Le Maroc met en avant ses performances macroéconomiques et sociales devant l’OCDE

Le Chef du gouvernement, Aziz Akhannouch, a présenté devant le Conseil de l’Organisation de coopération et de développement économiques (OCDE), à Paris, les principales avancées réalisées récemment par le Maroc sur les plans macroéconomique et social. Il a réaffirmé la détermination du Royaume à consolider une économie plus forte et plus compétitive, tout en renforçant son rôle de pôle de stabilité pour son environnement régional, l’Afrique et l’espace euro-atlantique.

Accompagné de la ministre de l’Économie et des Finances, Nadia Fettah, Aziz Akhannouch a attribué les progrès enregistrés par le Royaume à l’impulsion de SM le Roi Mohammed VI, présenté comme le garant de la continuité des politiques publiques.

Le Chef du gouvernement a souligné que le Maroc avait fait le choix de « maintenir le cap » dans un contexte international particulièrement difficile, marqué par les tensions géopolitiques, la poussée inflationniste mondiale et la recomposition des chaînes de valeur.
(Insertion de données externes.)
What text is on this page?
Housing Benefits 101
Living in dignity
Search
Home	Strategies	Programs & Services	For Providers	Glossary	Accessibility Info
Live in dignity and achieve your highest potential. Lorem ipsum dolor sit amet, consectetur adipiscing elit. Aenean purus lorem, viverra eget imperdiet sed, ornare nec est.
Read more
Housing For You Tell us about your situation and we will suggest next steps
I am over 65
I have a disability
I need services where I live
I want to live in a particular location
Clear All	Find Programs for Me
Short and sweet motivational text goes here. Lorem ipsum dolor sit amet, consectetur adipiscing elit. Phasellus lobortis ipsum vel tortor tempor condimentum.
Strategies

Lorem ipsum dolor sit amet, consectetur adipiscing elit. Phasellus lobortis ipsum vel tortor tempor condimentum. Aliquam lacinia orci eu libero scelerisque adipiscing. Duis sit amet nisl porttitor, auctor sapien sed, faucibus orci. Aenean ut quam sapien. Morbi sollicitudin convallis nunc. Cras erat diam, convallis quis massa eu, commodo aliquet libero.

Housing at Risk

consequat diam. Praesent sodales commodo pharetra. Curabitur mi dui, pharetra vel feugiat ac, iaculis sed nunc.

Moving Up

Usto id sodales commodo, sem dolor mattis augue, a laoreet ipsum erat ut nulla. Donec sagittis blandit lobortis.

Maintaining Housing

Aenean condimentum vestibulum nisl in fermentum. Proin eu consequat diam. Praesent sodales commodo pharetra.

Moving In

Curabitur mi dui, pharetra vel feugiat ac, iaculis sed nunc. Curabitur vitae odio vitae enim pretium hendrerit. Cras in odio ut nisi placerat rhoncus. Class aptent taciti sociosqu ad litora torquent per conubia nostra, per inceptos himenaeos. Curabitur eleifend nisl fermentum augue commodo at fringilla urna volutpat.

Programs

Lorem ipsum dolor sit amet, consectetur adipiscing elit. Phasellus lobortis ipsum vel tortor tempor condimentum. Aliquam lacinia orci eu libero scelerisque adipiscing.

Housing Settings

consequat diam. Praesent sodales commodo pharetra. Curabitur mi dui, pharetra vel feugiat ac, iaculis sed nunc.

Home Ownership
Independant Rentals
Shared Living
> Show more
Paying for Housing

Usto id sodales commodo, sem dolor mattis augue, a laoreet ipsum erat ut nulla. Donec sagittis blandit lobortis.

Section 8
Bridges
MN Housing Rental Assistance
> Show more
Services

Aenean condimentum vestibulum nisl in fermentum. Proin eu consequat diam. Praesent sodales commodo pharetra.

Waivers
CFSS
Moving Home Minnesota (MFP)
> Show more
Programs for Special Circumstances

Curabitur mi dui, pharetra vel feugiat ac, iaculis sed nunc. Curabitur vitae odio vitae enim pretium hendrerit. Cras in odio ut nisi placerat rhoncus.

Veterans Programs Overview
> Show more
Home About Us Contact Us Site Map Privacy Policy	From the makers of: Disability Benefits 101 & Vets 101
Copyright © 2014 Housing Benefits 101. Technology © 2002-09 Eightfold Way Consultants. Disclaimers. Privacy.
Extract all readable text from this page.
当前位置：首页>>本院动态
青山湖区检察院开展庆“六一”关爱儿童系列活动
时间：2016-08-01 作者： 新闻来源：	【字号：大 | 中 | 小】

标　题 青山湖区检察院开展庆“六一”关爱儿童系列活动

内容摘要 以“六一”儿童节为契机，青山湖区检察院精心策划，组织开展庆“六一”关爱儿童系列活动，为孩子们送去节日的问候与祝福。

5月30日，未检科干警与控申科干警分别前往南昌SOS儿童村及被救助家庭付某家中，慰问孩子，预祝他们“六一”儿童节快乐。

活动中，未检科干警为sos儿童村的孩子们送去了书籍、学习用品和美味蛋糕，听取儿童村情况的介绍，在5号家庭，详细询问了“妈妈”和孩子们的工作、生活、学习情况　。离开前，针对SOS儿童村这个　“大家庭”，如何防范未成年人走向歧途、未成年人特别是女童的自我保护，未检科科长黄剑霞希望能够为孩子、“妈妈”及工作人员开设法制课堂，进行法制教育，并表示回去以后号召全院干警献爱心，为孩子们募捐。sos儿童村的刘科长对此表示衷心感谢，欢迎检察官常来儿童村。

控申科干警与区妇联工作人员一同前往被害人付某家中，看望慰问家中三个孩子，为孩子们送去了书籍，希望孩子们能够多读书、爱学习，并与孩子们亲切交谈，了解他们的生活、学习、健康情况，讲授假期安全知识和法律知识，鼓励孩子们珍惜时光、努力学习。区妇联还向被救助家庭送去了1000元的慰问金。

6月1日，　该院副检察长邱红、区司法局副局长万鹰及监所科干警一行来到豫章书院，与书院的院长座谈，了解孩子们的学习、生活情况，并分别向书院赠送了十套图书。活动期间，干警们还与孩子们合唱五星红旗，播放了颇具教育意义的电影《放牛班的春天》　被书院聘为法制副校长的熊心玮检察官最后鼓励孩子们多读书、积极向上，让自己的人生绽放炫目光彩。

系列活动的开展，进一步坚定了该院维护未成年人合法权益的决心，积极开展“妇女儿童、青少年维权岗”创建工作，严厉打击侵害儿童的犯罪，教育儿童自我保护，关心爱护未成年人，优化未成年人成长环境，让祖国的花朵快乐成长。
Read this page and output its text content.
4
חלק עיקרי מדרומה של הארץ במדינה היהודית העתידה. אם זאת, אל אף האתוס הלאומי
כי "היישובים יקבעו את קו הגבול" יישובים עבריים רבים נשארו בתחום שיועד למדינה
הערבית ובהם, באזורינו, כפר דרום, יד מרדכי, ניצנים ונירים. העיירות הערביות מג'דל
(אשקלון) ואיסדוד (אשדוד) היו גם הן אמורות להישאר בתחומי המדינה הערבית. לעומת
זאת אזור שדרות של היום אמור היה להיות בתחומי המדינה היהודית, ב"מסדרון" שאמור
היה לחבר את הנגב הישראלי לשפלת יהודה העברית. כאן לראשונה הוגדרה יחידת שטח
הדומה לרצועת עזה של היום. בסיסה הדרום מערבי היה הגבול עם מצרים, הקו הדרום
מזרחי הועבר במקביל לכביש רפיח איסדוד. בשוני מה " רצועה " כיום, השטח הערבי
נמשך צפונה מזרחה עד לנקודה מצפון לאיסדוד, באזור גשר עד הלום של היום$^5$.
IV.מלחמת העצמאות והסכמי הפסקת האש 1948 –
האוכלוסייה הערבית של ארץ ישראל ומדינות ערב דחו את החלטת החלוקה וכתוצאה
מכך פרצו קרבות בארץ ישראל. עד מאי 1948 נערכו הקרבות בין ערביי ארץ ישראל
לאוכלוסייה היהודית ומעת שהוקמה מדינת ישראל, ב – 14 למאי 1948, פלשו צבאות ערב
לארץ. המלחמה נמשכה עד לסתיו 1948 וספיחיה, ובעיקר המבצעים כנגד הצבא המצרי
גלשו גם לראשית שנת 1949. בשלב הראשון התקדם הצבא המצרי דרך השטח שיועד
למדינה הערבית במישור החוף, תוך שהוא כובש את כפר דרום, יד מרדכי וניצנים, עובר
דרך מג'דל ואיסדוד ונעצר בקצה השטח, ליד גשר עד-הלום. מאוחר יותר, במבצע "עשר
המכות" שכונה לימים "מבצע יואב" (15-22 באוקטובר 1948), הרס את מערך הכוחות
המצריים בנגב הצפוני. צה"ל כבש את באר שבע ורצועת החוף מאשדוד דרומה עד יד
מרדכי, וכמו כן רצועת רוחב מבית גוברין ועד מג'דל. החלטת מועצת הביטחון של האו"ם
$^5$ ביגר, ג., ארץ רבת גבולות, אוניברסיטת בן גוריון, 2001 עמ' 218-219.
Cette orientation s’est notamment traduite par des efforts visant à consolider l’État social, renforcer le capital humain, développer l’appareil productif et préserver les équilibres macroéconomiques.

Selon les comptes nationaux du Haut-Commissariat au Plan (HCP), la croissance du produit intérieur brut (PIB) s’est établie à 4,9 % en 2025, contre 4,4 % en 2024. Après le pic de l’inflation mondiale, le Maroc est parvenu à ramener la hausse des prix à 0,9 % en 2024, puis à 0,8 % en 2025. Le déficit budgétaire s’est, pour sa part, établi à 3,5 % du PIB en 2025.

Sur le plan social, Aziz Akhannouch a mis en avant la généralisation de la protection sociale, qualifiée d’historique, les aides mensuelles destinées aux familles les plus vulnérables, la modernisation des établissements de soins de santé primaires ainsi que les réformes engagées dans le secteur de l’éducation.

La nouvelle Charte de l’investissement constitue également un levier majeur. Depuis son entrée en vigueur, 381 projets ont été approuvés pour un investissement global de 581 milliards de dirhams, soit environ 58,1 milliards de dollars. Ces projets devraient générer quelque 245.000 emplois directs et indirects.

Le Chef du gouvernement a enfin mis en avant la dynamique du secteur automobile, ainsi que la co-organisation par le Maroc, l’Espagne et le Portugal de la Coupe du monde de football 2030. Il a souligné que les infrastructures développées dans ce cadre doivent avant tout bénéficier aux citoyens, aux territoires et à l’économie nationale, au-delà de l’échéance de 2030.